Abstract

Scanning electron microscopy has been used (1) to characterize epithelial cells of bladders from normal rats and from rats treated with a single initiating but non-carcinogenic dose of 2 mg methylnitrosurea (MNU), 24 h and 6 weeks after treatment; and (2) to compare morphological aspects of epithelial differentiation in organ culture of bladder explants taken from untreated and MNU-treated rats at these time intervals. There are marked differences in vivo between the surface organization of normal urothelium and urothelium undergoing reversible hyperplasia following MNU treatment.
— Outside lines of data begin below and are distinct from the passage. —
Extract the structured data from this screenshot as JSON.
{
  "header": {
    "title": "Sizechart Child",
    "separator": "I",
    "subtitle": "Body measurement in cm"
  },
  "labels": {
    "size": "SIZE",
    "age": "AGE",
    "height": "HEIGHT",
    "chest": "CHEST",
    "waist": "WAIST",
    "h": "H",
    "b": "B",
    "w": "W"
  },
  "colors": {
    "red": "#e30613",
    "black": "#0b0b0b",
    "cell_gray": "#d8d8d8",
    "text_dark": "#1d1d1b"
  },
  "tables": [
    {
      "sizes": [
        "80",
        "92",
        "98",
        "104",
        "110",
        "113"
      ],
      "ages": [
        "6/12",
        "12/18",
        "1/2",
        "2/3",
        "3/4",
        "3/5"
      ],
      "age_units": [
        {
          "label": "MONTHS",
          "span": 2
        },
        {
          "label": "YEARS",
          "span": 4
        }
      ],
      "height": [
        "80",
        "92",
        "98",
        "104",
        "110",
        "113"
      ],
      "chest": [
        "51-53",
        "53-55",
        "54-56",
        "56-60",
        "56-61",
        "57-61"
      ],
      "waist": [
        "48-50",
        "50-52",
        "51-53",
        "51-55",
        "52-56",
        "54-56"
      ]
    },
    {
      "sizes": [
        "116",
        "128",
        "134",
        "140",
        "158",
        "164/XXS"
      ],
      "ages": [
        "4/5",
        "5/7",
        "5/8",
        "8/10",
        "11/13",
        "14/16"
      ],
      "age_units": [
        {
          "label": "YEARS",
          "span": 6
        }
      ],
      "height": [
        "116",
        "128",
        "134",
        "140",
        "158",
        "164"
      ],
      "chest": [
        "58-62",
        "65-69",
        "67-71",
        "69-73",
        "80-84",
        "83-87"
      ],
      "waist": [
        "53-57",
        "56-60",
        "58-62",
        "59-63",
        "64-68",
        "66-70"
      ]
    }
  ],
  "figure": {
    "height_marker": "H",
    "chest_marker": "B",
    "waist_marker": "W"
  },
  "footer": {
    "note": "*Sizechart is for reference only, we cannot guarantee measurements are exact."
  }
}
Maturation of the normal rat bladder epithelium in vivo is shown to be related to a series of well-defined cell-surface changes readily identified by SEM. By contrast the maturation response is perturbed in the hyperplastic epithelium; the cells lose their ability to differentiate normally and form instead an excess of stubby globular microvilli which project from the cell surface. In organ culture, maturation of normal bladder epithelium (both in re-epithelialized areas of the explant and in areas of epithelial outgrowth over cellulose acetate substrates) can be also related to a series of cell surface changes showing close similarities to those in vivo. However, epithelial maturation remains defective in organ cultures of bladders from MNU-treated animals. The closely parallel behaviour of the bladder epithelium in vivo and in vitro in both normal and treated tissues underlines the potential value of the bladder organ culture system for studying the comparative biology of hyperplastic development produced by a single initiating dose of MNU and suggests it will be useful with which to study carcinogenesis following multiple doses of MNU.